No. The Uncertainty Landscape builds on the (2003) work of Cynthia Kurtz and Dave Snowden’s Cynefin framework.  Our Uncertainty Landscape organises the domains that Kurtz and Snowden reference by uncertainty and talks to team states in a way that Cynefin does not.

23. Is the Uncertainty Landscape the same as the Ralph Stacey matrix?

No. The Uncertainty Landscape builds on the (1996) work of Ralph Stacey. Stacey removed the matrix from the 3rd edition of his textbook on strategic management and organisational dynamics because he was frustrated that leaders saw it is an imperative to remove uncertainty from their environment.  We’ve built on his framework, incorporating uncertainty into the landscape on both axes and reorganising the domains.

24. Are you psychologists?

No. We are dedicated scholar-practitioners. We draw on a wide body of academic literature to inform our work and continue our professional development. We learn from the fields of complexity sciences, skill acquisition and expertise, psychology, sociology, group dynamics, critical management as well as the thinkers and writers from the dominant management discourse.

Working with us

25. How do you deliver your sessions?

We deliver online virtual sessions (both synchronous and asynchronous) and in-person live events. We are frequently delivering some combination of the two.

26. Do you deliver worldwide?

Yes. We have delivered projects on all continents except Antarctica - and we'd love to go there too. We are prepared to travel to suit your project needs.

27. How quickly can you deliver something?

Our diaries are booked solidly and we also pride ourselves on being responsive. We took a client call at 5:30pm one afternoon, did a U-turn in the traffic and were in their office planning their global conference twenty minutes later for delivery the following week. If heaven and earth are moveable we will move them for your short term need.

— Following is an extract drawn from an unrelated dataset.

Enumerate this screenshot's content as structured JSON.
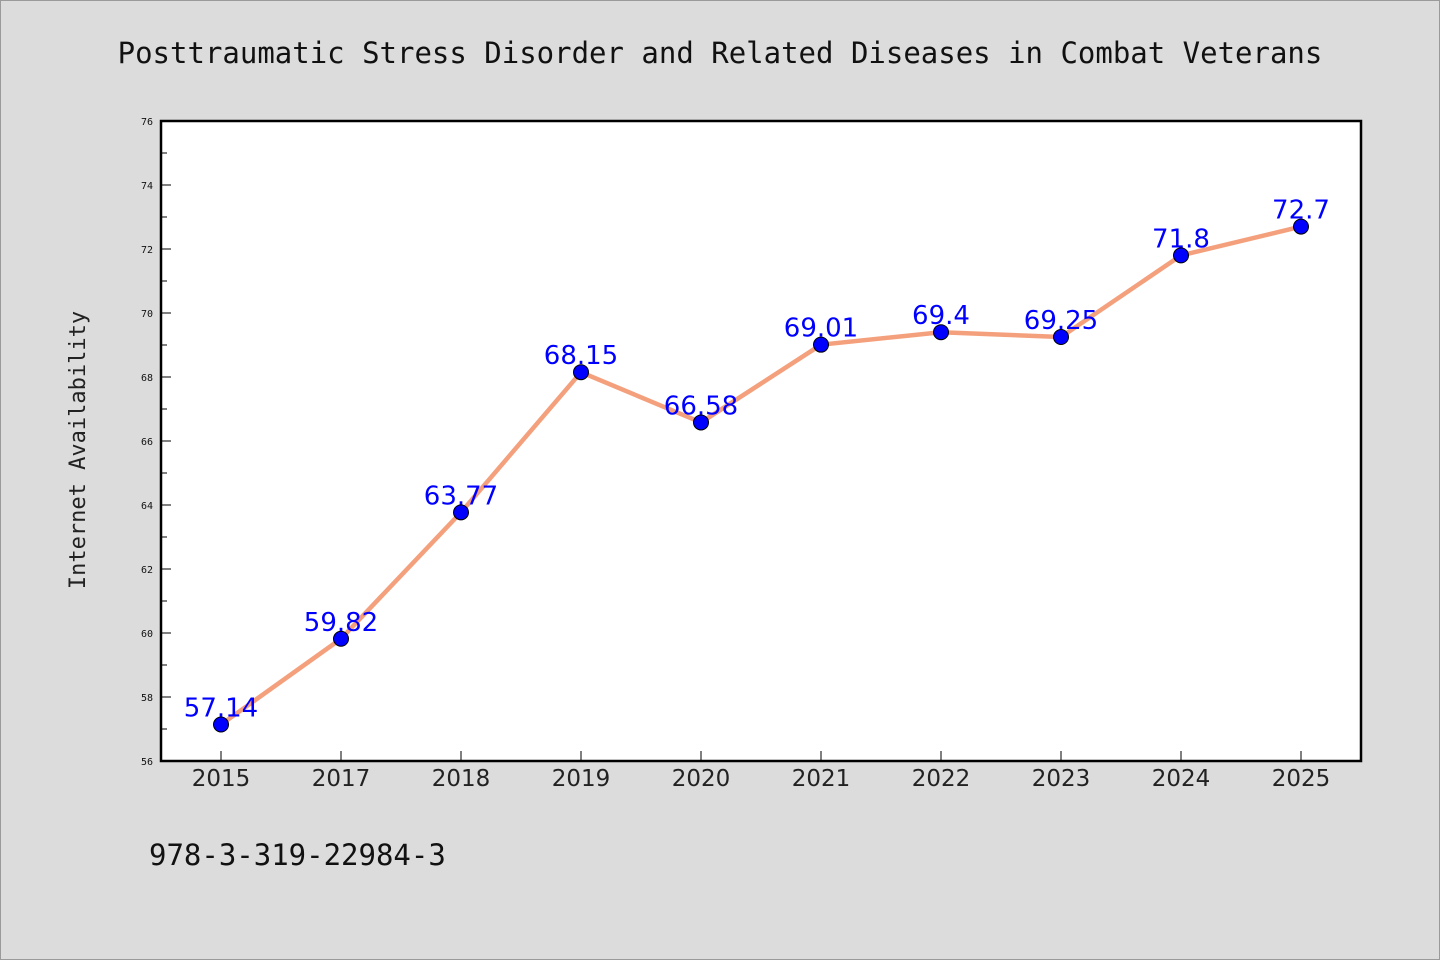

28. Do you do public programs or open programs?

At this stage we do not offer public or open programs. We continue to look at it for the future.

29. Hey – aren’t you the ex-Phuel guys?

Yes… and no.  Marcus was one of the original founders of Phuel and left when all the founders left. You may have worked with both Chris and Alastair as senior facilitators at Phuel.  We left there years ago to build a firm founded on scholarship and deliberate practice which is 10,000 Hours.  Our team also has experience with RogenSi, Speakers International, Oxygen Learning, MCI, Quadtree and PwC (amongst others) in its collective past.